The Importance Of Fibre: Healthy Gut, Healthy You

The Importance Of…

The Importance of Fibre

We require a good combination of macronutrients and micronutrients for a healthy body. Fibre is one of those macronutrients (carbohydrate) that plays a key role in our good health, especially the health of our digestive system.

What is fibre?

Fibre is a carbohydrate that is not digested by our body. There are two types of fibre:

1.Soluble fibre

Soluble fibre dissolves in water and helps lower blood cholesterol and glucose levels. This type of fibre can be found in oats, barley, nuts, seeds, lentils, beans, and carrots.

2.Insoluble fibre

This does not dissolve in water and hence increases stool bulk, benefiting those with irregular stools. This type of fibre can be found in whole grains, whole-wheat flour and vegetables like cauliflower and potatoes.

What role does fibre play in the human body?

It is easy to assume here that fibre is not important for the body: after all, it passes out of the body almost as compact as it first came into the body. But that’s not the case. Fibre is very important for a healthy gut and healthy stools, which can make a huge difference in your daily life. Fibre helps fight various health problems such as constipation and diarrhoea, obesity, diabetes, cardiovascular diseases, breast cancer, etc.

1. Constipation and diarrhea [keeps your bowel healthy]

Fibre bulks up your stool and softens it, making it easier to pass. It also helps solidify the stool, and the bulk solves the problem of loose stools. Fibre also lowers your risk of developing hemorrhoids and diverticular diseases.

2. Obesity [helps maintain a balanced weight]

Foods that are rich in fibre are “energy dense”, more filling, and take longer to eat than low-fibre foods. This allows you to eat less food and stay full for longer, and also reduce the number of calories for the same amount of food. 

3. Diabetes [controls blood sugar levels]

Soluble fibre slows down the absorption of sugar in the body and helps control the blood sugar levels. This may reduce the risk of developing diabetes.

4. Cardiovascular diseases [lowers cholesterol levels]

Soluble fibre lowers the “bad” cholesterol in the body, which may help lower total blood cholesterol levels. This may reduce the risk of cardiovascular diseases.
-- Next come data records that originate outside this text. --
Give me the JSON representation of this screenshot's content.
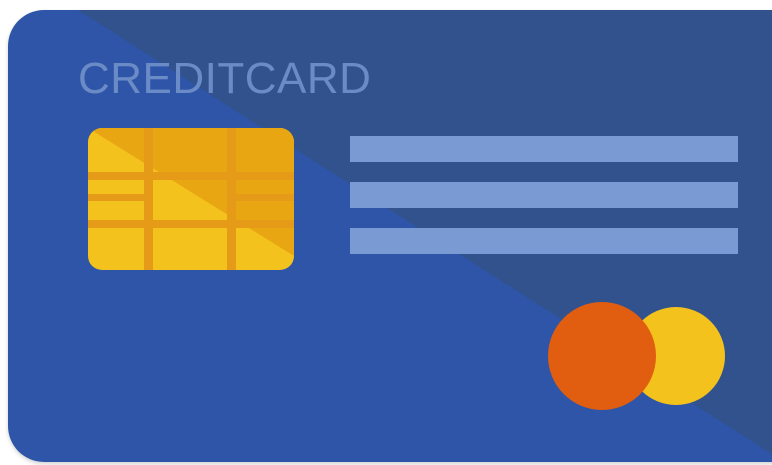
{
  "card": {
    "title": "CREDITCARD",
    "colors": {
      "body": "#2f55a8",
      "body_shade": "#32528e",
      "title_text": "#6b8bc6",
      "stripes": "#7a9ad3",
      "chip_light": "#f4c21c",
      "chip_dark": "#e8a613",
      "chip_lines": "#e59a18",
      "logo_left": "#e15d10",
      "logo_right": "#f4c21c"
    },
    "icons": {
      "chip": "emv-chip-icon",
      "logo": "card-brand-logo-icon"
    }
  }
}
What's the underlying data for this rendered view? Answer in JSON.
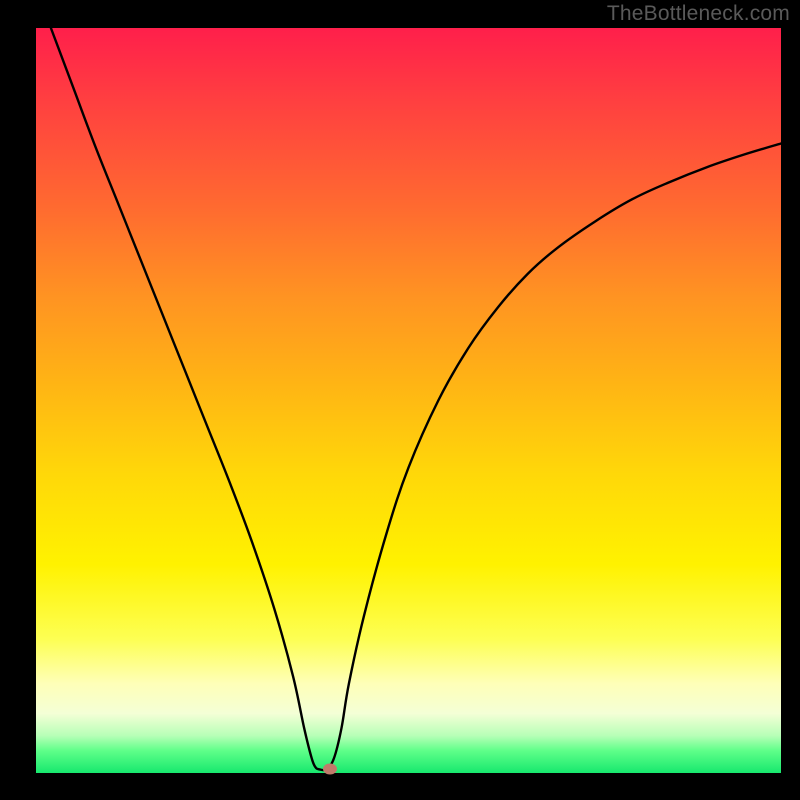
{
  "watermark": "TheBottleneck.com",
  "chart_data": {
    "type": "line",
    "title": "",
    "xlabel": "",
    "ylabel": "",
    "xlim": [
      0,
      100
    ],
    "ylim": [
      0,
      100
    ],
    "x": [
      2,
      5,
      8,
      11,
      14,
      17,
      20,
      23,
      26,
      29,
      32,
      34.5,
      36,
      37,
      37.5,
      38,
      39,
      40,
      41,
      42,
      44,
      47,
      50,
      54,
      58,
      62,
      66,
      70,
      75,
      80,
      85,
      90,
      95,
      100
    ],
    "values": [
      100,
      92,
      84,
      76.5,
      69,
      61.5,
      54,
      46.5,
      39,
      31,
      22,
      13,
      6,
      2,
      0.8,
      0.5,
      0.5,
      2,
      6,
      12,
      21,
      32,
      41,
      50,
      57,
      62.5,
      67,
      70.5,
      74,
      77,
      79.3,
      81.3,
      83,
      84.5
    ],
    "marker": {
      "x": 39.5,
      "y": 0.6
    },
    "colors": {
      "top": "#ff1f4b",
      "mid": "#ffd500",
      "bottom": "#17e86e",
      "line": "#000000",
      "marker": "#c07a6a"
    }
  }
}
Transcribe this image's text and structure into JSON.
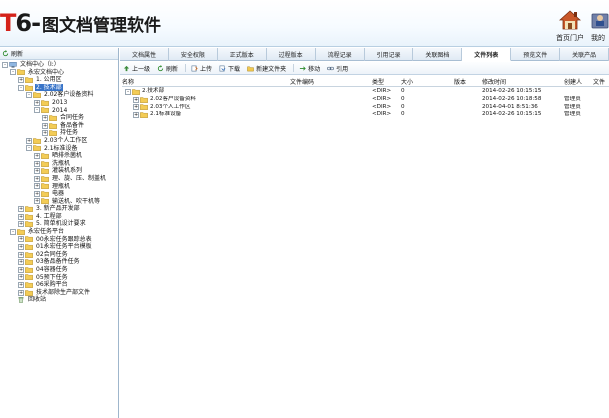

5. Cancer [longevity of life]

Studies[1] suggest that suitable fibre intake reduces the risk of dying from cardiovascular diseases and cancers.

Role as a prebiotic

Prebiotics are helpful compounds that induce the growth of “good” bacteria in the body, especially in the gut. This is where prebiotic fibre comes into play: they nourish the “good” bacteria in your gut, suppress the “bad” bacteria and keep your digestive system healthy. Prebiotic fibre can be found in foods such as bananas, apples, onions, Jerusalem artichoke, garlic, leeks, soybeans, chicory, oats and honey. It is important to note that prebiotic is a type of fibre, and not all fibre is prebiotic in nature.

Where can you get the fibre? 

Here are some fibre-rich foods:

  • Whole-grain products
  • Fruits
  • Vegetables
  • Beans, peas and other legumes
  • Nuts and seeds

It is important to note that refined, processed or canned foods are low in fibre. So always opt for fresh food.

How much fibre should you consume?

The Institute of Medicine (US) gives the following daily fibre recommendations for adults:

   Age 50 or younger                       Age 51 or older

Men                                         38 grams                                   30 grams

Women                                    25 grams                                   21 grams

What if you have too much fibre?

While fibre does help solve and reduce the risk of certain health problems, eating too much fibre can cause problems of its own.[2] Fibre makes stools bulkier, but too much of it can affect the digestive system adversely, causing bloating, gas, stomach cramps, and constipation or diarrhea. Too much fibre can also bind with minerals such as calcium, magnesium, zinc and ion, leading to poor absorption of nutrients. This causes nutrient deficiency. So, it is very important to consume only the recommended amount of fibre on a daily basis.

The conclusion

Yes, fibre does pass out through your body relatively intact as compared to other foods. But don’t let that stop you from maximising its benefits. As long as you consume the recommended quantity of fibre everyday, you should have a healthy gut and lead a longer life. So, when are you going to prioritise your fibre intake?